И ситуация такова: сигарету, что курит, стрельнул Иван у Стёпы, а потому, считает Иван, вроде как и молчать неприлично. И говорит:
– В отпуск? – говорит, что на ум пришло, то, что место ему подсказало. – Из отпуска?
– Нет, – говорит Стёпа, – живу под Киевом. Боярка, если слышал. – Смял о каблук сигарету, пальцем сбил её на асфальт, взглянул на Ивана коротко и говорит:
– Ну чё, какого хрена?!
– В смысле? – говорит Иван.
– В смысле, – говорит Стёпа. – Под шланг пилишь.
– Не понял, – говорит Иван.
– Не понял он, – говорит Стёпа. И тут же, без перехода: – Патрон я тогда перепутал. – Точно метил, бил сблизи, потому и попал: от дыма Иван откашлялся и говорит:
– А записка?
Но тот, Стёпа, будто переиграл на очко и ведёт:
– Пыж? – говорит Стёпа и усмехается: и ни зубов двух передних,
– Да, – говорит Иван.
А Стёпа – себе, друг ли у него есть, другу часто твердит об этом, жене ли – говорит как давно готовое:
– Письма она мне вернула, сидел пыжи из них делал, хотел утром за рябчиками сходить, а потом… то да сё, мать там ещё что-то… второпях собирался, сунул в карман и не посмотрел, а в клубе… – Или так тут сбился, или фразу свою фасованную по-иному перед новым собеседником вдруг услышал, но осекся и счёт Ивану как бы помог сравнять: – Дробь… пятый номер, а думал бы, так… Ты же не следак, чё мне кнокать.
– Ладно, – говорит Иван, – теперь уже всё равно… не изменишь.
– Прыткий, аж завидно, – так только и ответил Стёпа.
Молчали, пока батальон романтиков напористых с гитарами, рюкзаками, палатками и с пристёгнутыми к рюкзакам котелками да сковородками в двери ломился, будто прямо тут, внутри Пулковского аэровокзала, они, романтики, и намерились разбить лагерь, пока дождь не пошёл или роса не выпала.
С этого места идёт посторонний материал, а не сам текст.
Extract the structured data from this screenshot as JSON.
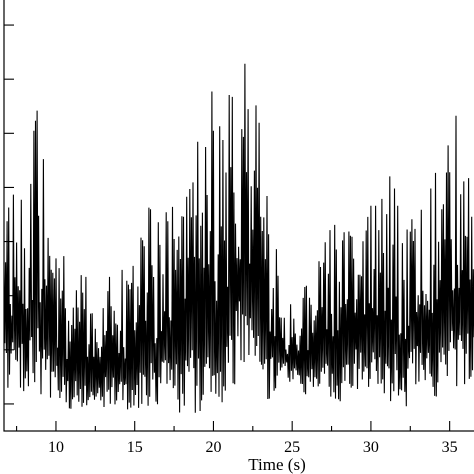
{
  "chart_data": {
    "type": "line",
    "title": "",
    "xlabel": "Time (s)",
    "ylabel": "",
    "xlim": [
      6.7,
      36.8
    ],
    "ylim": [
      0,
      1
    ],
    "x_ticks": [
      10,
      15,
      20,
      25,
      30,
      35
    ],
    "x_tick_labels": [
      "10",
      "15",
      "20",
      "25",
      "30",
      "35"
    ],
    "y_tick_count": 8,
    "grid": false,
    "legend": "none",
    "line_color": "#000000",
    "series": [
      {
        "envelope_x": [
          6.7,
          7.2,
          7.7,
          8.2,
          8.8,
          9.3,
          9.8,
          10.3,
          10.8,
          11.3,
          11.8,
          12.3,
          12.8,
          13.3,
          13.8,
          14.3,
          14.8,
          15.3,
          15.8,
          16.3,
          16.8,
          17.3,
          17.8,
          18.3,
          18.8,
          19.3,
          19.8,
          20.3,
          20.8,
          21.3,
          21.8,
          22.3,
          22.8,
          23.3,
          23.8,
          24.3,
          24.8,
          25.3,
          25.8,
          26.3,
          26.8,
          27.3,
          27.8,
          28.3,
          28.8,
          29.3,
          29.8,
          30.3,
          30.8,
          31.3,
          31.8,
          32.3,
          32.8,
          33.3,
          33.8,
          34.3,
          34.8,
          35.3,
          35.8,
          36.3,
          36.8
        ],
        "envelope_peak": [
          0.6,
          0.6,
          0.6,
          0.6,
          0.74,
          0.6,
          0.47,
          0.42,
          0.38,
          0.36,
          0.36,
          0.34,
          0.36,
          0.36,
          0.34,
          0.38,
          0.4,
          0.46,
          0.52,
          0.5,
          0.55,
          0.6,
          0.5,
          0.6,
          0.74,
          0.56,
          0.8,
          0.72,
          0.64,
          0.98,
          0.88,
          0.8,
          0.74,
          0.6,
          0.46,
          0.36,
          0.3,
          0.32,
          0.36,
          0.36,
          0.4,
          0.46,
          0.48,
          0.5,
          0.54,
          0.6,
          0.52,
          0.52,
          0.54,
          0.6,
          0.5,
          0.5,
          0.62,
          0.6,
          0.56,
          0.62,
          0.7,
          0.74,
          0.68,
          0.56,
          0.46
        ],
        "envelope_trough": [
          0.1,
          0.08,
          0.1,
          0.08,
          0.1,
          0.06,
          0.06,
          0.05,
          0.04,
          0.04,
          0.04,
          0.04,
          0.05,
          0.05,
          0.05,
          0.04,
          0.05,
          0.04,
          0.05,
          0.04,
          0.05,
          0.04,
          0.04,
          0.04,
          0.04,
          0.04,
          0.04,
          0.05,
          0.06,
          0.1,
          0.1,
          0.1,
          0.08,
          0.06,
          0.08,
          0.12,
          0.1,
          0.1,
          0.08,
          0.1,
          0.1,
          0.06,
          0.06,
          0.06,
          0.08,
          0.1,
          0.1,
          0.08,
          0.08,
          0.06,
          0.06,
          0.05,
          0.08,
          0.08,
          0.06,
          0.06,
          0.08,
          0.08,
          0.1,
          0.12,
          0.14
        ],
        "oscillation_period_s": 0.1
      }
    ]
  }
}
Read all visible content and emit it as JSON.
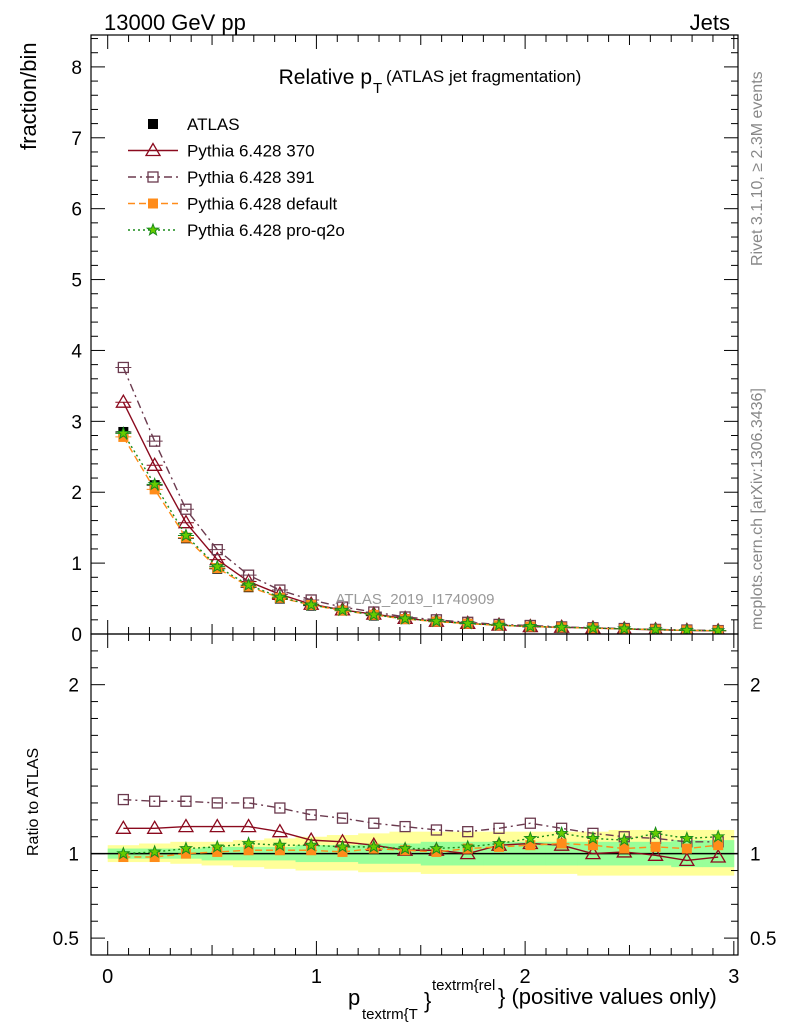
{
  "header": {
    "left": "13000 GeV pp",
    "right": "Jets"
  },
  "side_labels": {
    "top": "Rivet 3.1.10, ≥ 2.3M events",
    "bottom": "mcplots.cern.ch [arXiv:1306.3436]"
  },
  "watermark": "ATLAS_2019_I1740909",
  "chart_data": [
    {
      "type": "line",
      "panel": "main",
      "title": "Relative p",
      "title_sub": "T",
      "title_suffix": "(ATLAS jet fragmentation)",
      "ylabel": "fraction/bin",
      "xlim": [
        -0.08,
        3.02
      ],
      "ylim": [
        0,
        8.45
      ],
      "yticks": [
        0,
        1,
        2,
        3,
        4,
        5,
        6,
        7,
        8
      ],
      "legend_position": "top-left",
      "x": [
        0.075,
        0.225,
        0.375,
        0.525,
        0.675,
        0.825,
        0.975,
        1.125,
        1.275,
        1.425,
        1.575,
        1.725,
        1.875,
        2.025,
        2.175,
        2.325,
        2.475,
        2.625,
        2.775,
        2.925
      ],
      "series": [
        {
          "name": "ATLAS",
          "color": "#000000",
          "marker": "square-filled",
          "style": "none",
          "values": [
            2.85,
            2.1,
            1.35,
            0.92,
            0.66,
            0.5,
            0.4,
            0.33,
            0.26,
            0.21,
            0.175,
            0.145,
            0.12,
            0.1,
            0.09,
            0.08,
            0.07,
            0.06,
            0.052,
            0.045
          ]
        },
        {
          "name": "Pythia 6.428 370",
          "color": "#8b0a1e",
          "marker": "triangle-open",
          "style": "solid",
          "values": [
            3.27,
            2.38,
            1.57,
            1.05,
            0.74,
            0.56,
            0.42,
            0.34,
            0.28,
            0.22,
            0.18,
            0.15,
            0.125,
            0.105,
            0.095,
            0.084,
            0.071,
            0.06,
            0.05,
            0.044
          ]
        },
        {
          "name": "Pythia 6.428 391",
          "color": "#6b3a4e",
          "marker": "square-open",
          "style": "dashdot",
          "values": [
            3.76,
            2.72,
            1.76,
            1.19,
            0.83,
            0.62,
            0.48,
            0.38,
            0.31,
            0.24,
            0.2,
            0.165,
            0.135,
            0.12,
            0.1,
            0.088,
            0.077,
            0.065,
            0.056,
            0.048
          ]
        },
        {
          "name": "Pythia 6.428 default",
          "color": "#ff8c1a",
          "marker": "square-filled",
          "style": "dashed",
          "values": [
            2.78,
            2.04,
            1.36,
            0.93,
            0.67,
            0.51,
            0.41,
            0.33,
            0.27,
            0.21,
            0.175,
            0.145,
            0.122,
            0.105,
            0.094,
            0.082,
            0.071,
            0.061,
            0.051,
            0.046
          ]
        },
        {
          "name": "Pythia 6.428 pro-q2o",
          "color": "#1a8c1a",
          "marker": "star-filled",
          "style": "dotted",
          "values": [
            2.83,
            2.11,
            1.39,
            0.95,
            0.69,
            0.52,
            0.41,
            0.335,
            0.27,
            0.215,
            0.18,
            0.148,
            0.125,
            0.107,
            0.095,
            0.084,
            0.073,
            0.062,
            0.052,
            0.047
          ]
        }
      ]
    },
    {
      "type": "line",
      "panel": "ratio",
      "ylabel": "Ratio to ATLAS",
      "xlabel": "p",
      "xlabel_sub": "textrm{T",
      "xlabel_sup": "textrm{rel",
      "xlabel_brace": "}",
      "xlabel_suffix": "} (positive values only)",
      "xlim": [
        -0.08,
        3.02
      ],
      "ylim": [
        0.4,
        2.3
      ],
      "ytick_labels": [
        "0.5",
        "1",
        "2"
      ],
      "ytick_values": [
        0.5,
        1,
        2
      ],
      "xtick_labels": [
        "0",
        "1",
        "2",
        "3"
      ],
      "xtick_values": [
        0,
        1,
        2,
        3
      ],
      "bands": {
        "yellow": {
          "color": "#ffff99",
          "lo": [
            0.95,
            0.95,
            0.94,
            0.93,
            0.92,
            0.91,
            0.9,
            0.9,
            0.89,
            0.89,
            0.88,
            0.88,
            0.88,
            0.88,
            0.88,
            0.87,
            0.87,
            0.87,
            0.87,
            0.87
          ],
          "hi": [
            1.05,
            1.06,
            1.07,
            1.07,
            1.08,
            1.09,
            1.1,
            1.11,
            1.12,
            1.13,
            1.13,
            1.13,
            1.13,
            1.13,
            1.13,
            1.13,
            1.14,
            1.14,
            1.14,
            1.14
          ]
        },
        "green": {
          "color": "#99ff99",
          "lo": [
            0.97,
            0.97,
            0.97,
            0.96,
            0.96,
            0.96,
            0.95,
            0.95,
            0.94,
            0.94,
            0.93,
            0.93,
            0.93,
            0.93,
            0.93,
            0.93,
            0.93,
            0.93,
            0.92,
            0.92
          ],
          "hi": [
            1.03,
            1.03,
            1.03,
            1.04,
            1.04,
            1.04,
            1.05,
            1.05,
            1.06,
            1.06,
            1.07,
            1.07,
            1.07,
            1.07,
            1.07,
            1.07,
            1.07,
            1.07,
            1.08,
            1.08
          ]
        }
      },
      "series": [
        {
          "name": "Pythia 6.428 370",
          "color": "#8b0a1e",
          "marker": "triangle-open",
          "style": "solid",
          "values": [
            1.15,
            1.15,
            1.16,
            1.16,
            1.16,
            1.13,
            1.08,
            1.07,
            1.05,
            1.02,
            1.02,
            1.0,
            1.05,
            1.06,
            1.05,
            1.0,
            1.01,
            0.99,
            0.96,
            0.98
          ]
        },
        {
          "name": "Pythia 6.428 391",
          "color": "#6b3a4e",
          "marker": "square-open",
          "style": "dashdot",
          "values": [
            1.32,
            1.31,
            1.31,
            1.3,
            1.3,
            1.27,
            1.23,
            1.21,
            1.18,
            1.16,
            1.14,
            1.13,
            1.15,
            1.18,
            1.15,
            1.12,
            1.1,
            1.09,
            1.07,
            1.07
          ]
        },
        {
          "name": "Pythia 6.428 default",
          "color": "#ff8c1a",
          "marker": "square-filled",
          "style": "dashed",
          "values": [
            0.98,
            0.98,
            1.0,
            1.01,
            1.02,
            1.02,
            1.02,
            1.01,
            1.03,
            1.02,
            1.01,
            1.03,
            1.04,
            1.05,
            1.06,
            1.05,
            1.03,
            1.04,
            1.03,
            1.05
          ]
        },
        {
          "name": "Pythia 6.428 pro-q2o",
          "color": "#1a8c1a",
          "marker": "star-filled",
          "style": "dotted",
          "values": [
            1.0,
            1.01,
            1.03,
            1.04,
            1.06,
            1.05,
            1.05,
            1.04,
            1.04,
            1.03,
            1.03,
            1.04,
            1.06,
            1.09,
            1.12,
            1.09,
            1.08,
            1.12,
            1.09,
            1.1
          ]
        }
      ]
    }
  ]
}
Потом уже, когда гвалт поутих, когда последний рюкзак в двери протиснулся, Стёпа из пачки – и беломор уже – выбил папиросу, в пальцах татуированных её покрутил, дунул в гильзу и, прежде чем в паз папиросу сунуть, спрашивает:
– Как там мать, не знаешь?
– Не знаю, – говорит Иван, глаза под ладонью пряча, будто попало в них что-то или дымом их ест. – Тоже давно дома не был. Возьми спички. Ты извини, – говорит, – мне пора. Скоро метро закроют… дорого на такси.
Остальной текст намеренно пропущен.